In the just concluded week, CBN repayed
matured T-bills worth N180.36 billion while N72.50 billion was auctioned via OMO, resulting in total net inflows of N107.86 billion.
Also, the Federation Account Allocation Committee (FAAC) shared N676.41 billion among the FG, States and LGAs for the month July.
Hence, given the financial system liquidity boost, NIBOR moderated for all the tenor buckets. NIBOR for overnight funds, 1 month, 3 months and 6 months crashed to 5.08% (from 19.33%), 3.55% (from 4.91%), 3.91% (from 4.29%) and 4.13% (from 4.44%) respectively.

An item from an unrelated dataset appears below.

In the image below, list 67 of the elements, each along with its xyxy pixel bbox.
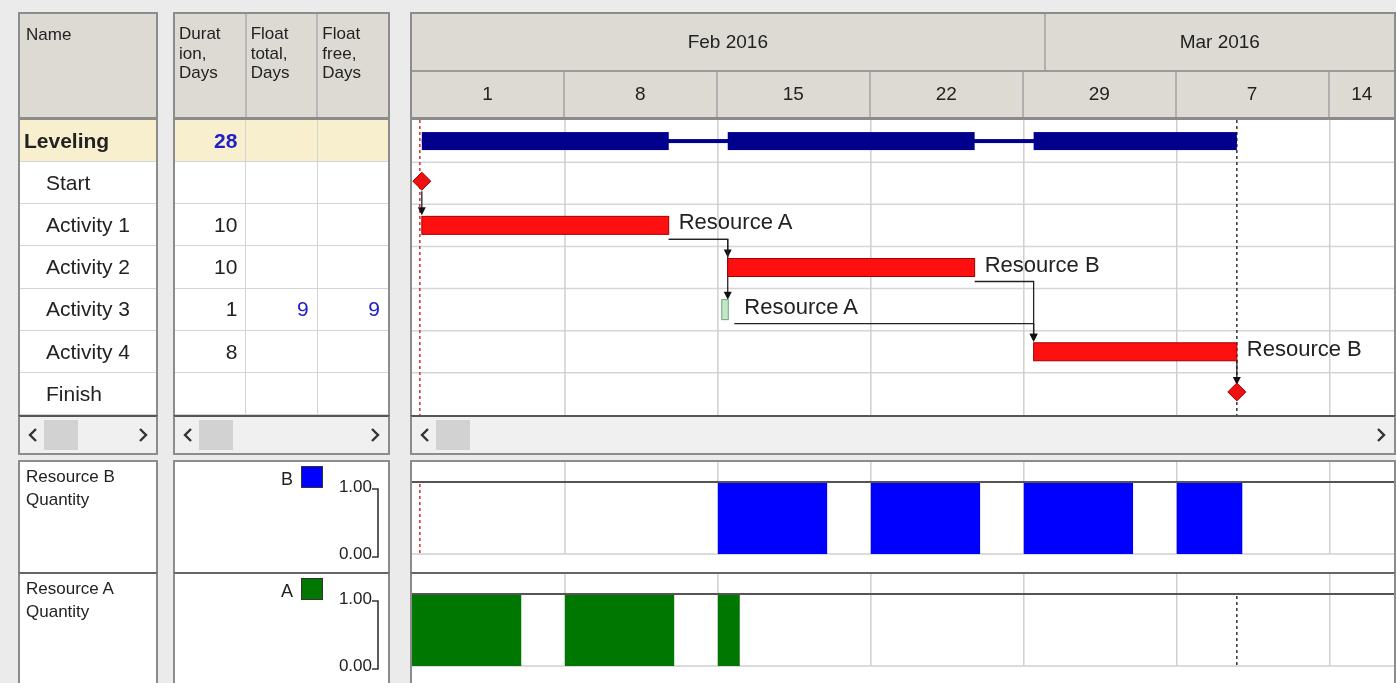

Meanwhile, NITTY rose for most maturities tracked amid renewed bearish activity: yields on 1 month, 3 months and 6 months maturities increased to 1.04% (from 1.02%), 1.32% (from 1.19%) and 1.47% (from 1.45%) respectively. However, yield on 12 months maturity moderated to 2.92% (from 3.01%).
In the new week, T-bills worth N480.09 billion will mature via the primary market which will outweigh T-bills worth N197.59 billion to be auctioned by CBN via the primary market; viz: 91-day bills worth N20.37 billion, 182- day bills worth N31.75 billion and 364-day bills worth N145.47 billion.
Hence, we expect the stop rates of the issuances to decline amid demand pressure.